A warm welcome to our newest residents

Ahlan Sa Wahlan (1)

As I was getting Egg changed into his pyjamas the other night, I looked at the sky and thought about the plane carrying 163 newcomers into my city. I’ve been thinking about them ever since. I didn’t waste much time reflecting on what it would take my family to pack up and leave everything behind for a strange new place…the question is so far-fetched as to be ludicrous. It’s the families up in that plane that have been on my mind, and the journeys they’ve been through.

Egg’s bedtime routine is as predictable and regimented as a military parade. The strip-down, bath, dry-off, rub-up, story time, pyjama putting-on, singing and goodnights occur in lockstep, and any deviation from the routine will result in concerned, loaded glances between Mama and I about the trouble we might be in for. As I zipped up those little pyjamas I thought about how hard it must be to set a consistent bedtime when your tent on the Turkish border is bathed all night in the cold glow of military floodlights. And what are the baby baths like in a refugee camp?

What are the baby baths like in a refugee camp?

A little later on that evening we spent some time going over online reviews of car seats (almost time to get the next size up!) As we read about machine-washable covers and harness configurations and integrated cup holders, I wondered what kind of side-impact protection is built into those rickety makeshift rafts that tens of thousands of Syrians have been “sailing” out into the Mediterranean. Do those things come with energy-resistant foam seats? Are the cup holders integrated?

Yesterday our fussy kid violently rejected his chopped-up pasta lunch – leftovers from a meal he loved two days earlier, and would probably love again in another day or two. As we heated up some green peas to give him as his back-up option, I thought of what an absurd luxury it is to just go and grab back-up food, and give these perfectly good and nutritious pasta leftovers to the dog. What, I wondered, do the picky, fickle babies in the refugee camps eat?

Christmas is coming and we’ve started to plan the 600km trip up the 401 to visit my family in Quebec. It’s going to be tough. The logistics of keeping an 11-month old happy for six or seven hours in a car are daunting; there’s little doubt in anyone’s mind that the drive is going to majorly suck. We’ve spent a lot of time trying to plan for the trip to make it as painless as possible, but there’s no way of actually making it painless. Now: this is a leisure trip, for fun, for the holidays. If the weather is inclement we might just call the damn thing off. But if I take the worry and planning that has gone into this trip and multiply that by what these other young families have gone through, my head spins. Take every valuable item you have – there’s no going back. Get on a shitty raft on the Mediterranean or take your chances with deadly patrols on the borders; travel thousands of kilometers this way. Stay for an indeterminate time in a cramped refugee camp. Deal with lawyers and immigration officials for months or years with uncertain chances of success… The determination these people needed to make this journey is literally beyond my comprehension.

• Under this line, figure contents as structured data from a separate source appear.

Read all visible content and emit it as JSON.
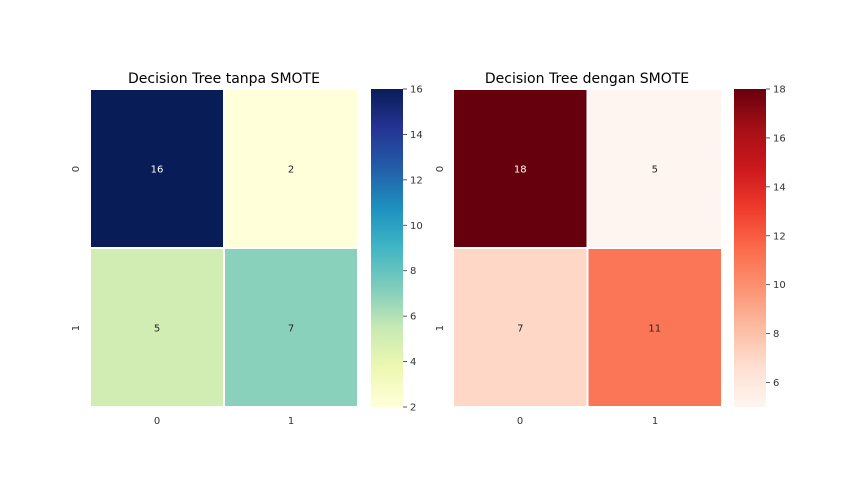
{
  "chart_data": [
    {
      "type": "heatmap",
      "title": "Decision Tree tanpa SMOTE",
      "x_ticks": [
        "0",
        "1"
      ],
      "y_ticks": [
        "0",
        "1"
      ],
      "values": [
        [
          16,
          2
        ],
        [
          5,
          7
        ]
      ],
      "colormap": "YlGnBu",
      "colorbar": {
        "min": 2,
        "max": 16,
        "ticks": [
          "2",
          "4",
          "6",
          "8",
          "10",
          "12",
          "14",
          "16"
        ]
      },
      "grid": false
    },
    {
      "type": "heatmap",
      "title": "Decision Tree dengan SMOTE",
      "x_ticks": [
        "0",
        "1"
      ],
      "y_ticks": [
        "0",
        "1"
      ],
      "values": [
        [
          18,
          5
        ],
        [
          7,
          11
        ]
      ],
      "colormap": "Reds",
      "colorbar": {
        "min": 5,
        "max": 18,
        "ticks": [
          "6",
          "8",
          "10",
          "12",
          "14",
          "16",
          "18"
        ]
      },
      "grid": false
    }
  ]
}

And now some of them are here. Just the first few, with thousands more to come. Man, it makes me happy. That’s why I’ve kept thinking about them non-stop.

The elation I feel at their arrival has been the perfect antidote for the negativity and nastiness I’ve been sensing everywhere these past few weeks. For a while it felt like everywhere I looked there were people suggesting that the freedoms of some are more important than the freedoms of others. The news and internet seemed full of people squeamishly fretting that these newcomers will cost us money or jobs or security. God, they depressed me. To all of them I say: take a hard look at what these people – these regular people with lives and loves and families – take a look at what they have been through, and then take a hard look at yourself in the mirror.

The elation I feel at their arrival has been the perfect antidote for the negativity and nastiness I’ve been sensing everywhere these past few weeks.

I wrote a couple of weeks ago that I had no idea how I would explain any of this stuff to my kid if I had to, and that’s still mostly true. But the past few days have at least given me clarity on some values that I want to pass on to him as soon as possible: That our freedom isn’t real at all unless there’s equal freedom for everyone. And that we’re not deserving really deserving of our security if we can’t muster up some courage when people need us. I think a small child would understand this.

Now it’s been a few days, and I smile wondering how our newest residents are settling in. The weather has been mighty fine for mid-December, but that probably doesn’t count for much when you’re fresh off a plane from Lebanon. Surely there will be struggles ahead and it won’t all be easy, but there will be no more rafts or floodlights. They’re here. They’ve reached the land of multiple food options and warm baths for the baby every night before bed. And integrated cup holders! Asalam ‘alaykum, ahlan wa sahlan.